Analysts estimate True Religion could sell for about $650 million to $930 million.
Shares of the company quickly spiked Oct. 10 to close at $25.71, a gain of 24 percent for the week. The company was the second biggest gainer on the LABJ Stock Index. (See page 30.)
Founded in 2002, True Religion became a trend setter in distressed and frayed denim jeans. The company originally made and sold jeans in department stores that sold for around $200. In 2005, it expanded by opening brand-name stores; the company now has 116 stores in the United States and 23 in foreign countries.

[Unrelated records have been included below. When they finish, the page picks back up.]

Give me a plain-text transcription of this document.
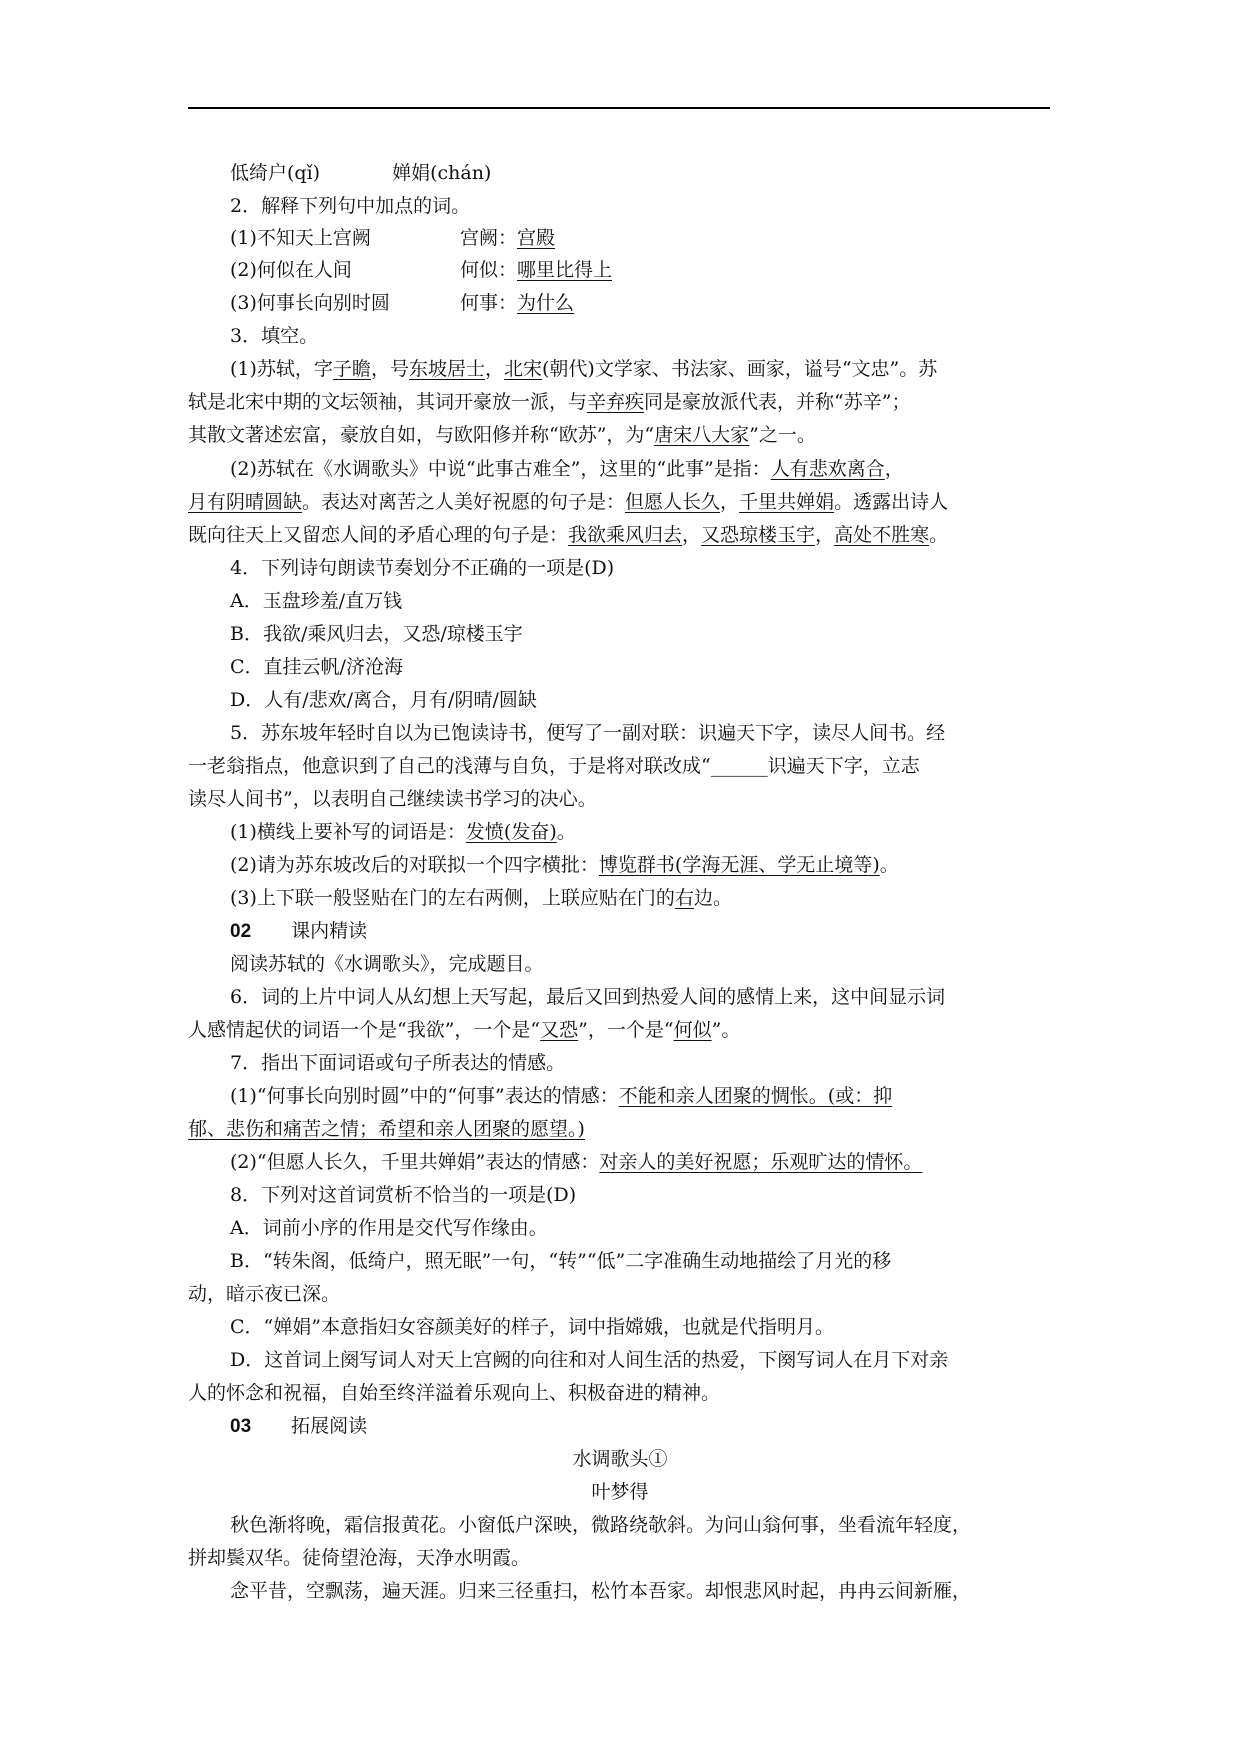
低绮户(qǐ)	婵娟(chán)
2．解释下列句中加点的词。
(1)不知天上宫阙	宫阙：宫殿
(2)何似在人间	何似：哪里比得上
(3)何事长向别时圆	何事：为什么
3．填空。
(1)苏轼，字子瞻，号东坡居士，北宋(朝代)文学家、书法家、画家，谥号“文忠”。苏
轼是北宋中期的文坛领袖，其词开豪放一派，与辛弃疾同是豪放派代表，并称“苏辛”；
其散文著述宏富，豪放自如，与欧阳修并称“欧苏”，为“唐宋八大家”之一。
(2)苏轼在《水调歌头》中说“此事古难全”，这里的“此事”是指：人有悲欢离合，
月有阴晴圆缺。表达对离苦之人美好祝愿的句子是：但愿人长久，千里共婵娟。透露出诗人
既向往天上又留恋人间的矛盾心理的句子是：我欲乘风归去，又恐琼楼玉宇，高处不胜寒。
4．下列诗句朗读节奏划分不正确的一项是(D)
A．玉盘珍羞/直万钱
B．我欲/乘风归去，又恐/琼楼玉宇
C．直挂云帆/济沧海
D．人有/悲欢/离合，月有/阴晴/圆缺
5．苏东坡年轻时自以为已饱读诗书，便写了一副对联：识遍天下字，读尽人间书。经
一老翁指点，他意识到了自己的浅薄与自负，于是将对联改成“______识遍天下字，立志
读尽人间书”，以表明自己继续读书学习的决心。
(1)横线上要补写的词语是：发愤(发奋)。
(2)请为苏东坡改后的对联拟一个四字横批：博览群书(学海无涯、学无止境等)。
(3)上下联一般竖贴在门的左右两侧，上联应贴在门的右边。
02 课内精读
阅读苏轼的《水调歌头》，完成题目。
6．词的上片中词人从幻想上天写起，最后又回到热爱人间的感情上来，这中间显示词
人感情起伏的词语一个是“我欲”，一个是“又恐”，一个是“何似”。
7．指出下面词语或句子所表达的情感。
(1)“何事长向别时圆”中的“何事”表达的情感：不能和亲人团聚的惆怅。(或：抑
郁、悲伤和痛苦之情；希望和亲人团聚的愿望。)
(2)“但愿人长久，千里共婵娟”表达的情感：对亲人的美好祝愿；乐观旷达的情怀。
8．下列对这首词赏析不恰当的一项是(D)
A．词前小序的作用是交代写作缘由。
B．“转朱阁，低绮户，照无眠”一句，“转”“低”二字准确生动地描绘了月光的移
动，暗示夜已深。
C．“婵娟”本意指妇女容颜美好的样子，词中指嫦娥，也就是代指明月。
D．这首词上阕写词人对天上宫阙的向往和对人间生活的热爱，下阕写词人在月下对亲
人的怀念和祝福，自始至终洋溢着乐观向上、积极奋进的精神。
03 拓展阅读
水调歌头①
叶梦得
秋色渐将晚，霜信报黄花。小窗低户深映，微路绕欹斜。为问山翁何事，坐看流年轻度，
拼却鬓双华。徒倚望沧海，天净水明霞。
念平昔，空飘荡，遍天涯。归来三径重扫，松竹本吾家。却恨悲风时起，冉冉云间新雁，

Ilse Metchek, president of the California Fashion Association in downtown Los Angeles, said the company stands out from the crowd of jeans makers, including local players such as Citizens of Humanity in Huntington Park, Joe’s Jeans in Commerce and Paige Premium LLC in Los Angeles, thanks to its stores. Its brand recognition and stores might make the company an attractive takeover target.
“It’s very rare for a manufacturing brand to become a major retailer,” Metchek said. “At this point, their worth is based on real estate and the brand. They have done a fabulous job building a brand and today it’s all about brand rather than product.”
Paul Zaffaroni, an investment banker who specializes in apparel at Roth Capital Partners in Newport Beach, said possible strategic buyers for True Religion include fashion houses such as Warnaco in New York or conglomerate PPR in Paris. Alternately, a private-equity firm with experience in apparel could buy the company.
For any buyer, the challenge is to improve operational efficiency and grow the company by moving beyond denim into other types of clothing, following the model set by Guess Inc., another L.A. company that started in jeans but now sells a range of apparel and accessories.
“The opportunity is to further their development from a denim brand to a lifestyle brand, which will include international expansion,” Zaffaroni said. “A lot of these premium denim companies have shown good growth and have been attractive investments. As they evolve, the goal is to extend their brand into other categories of apparel.”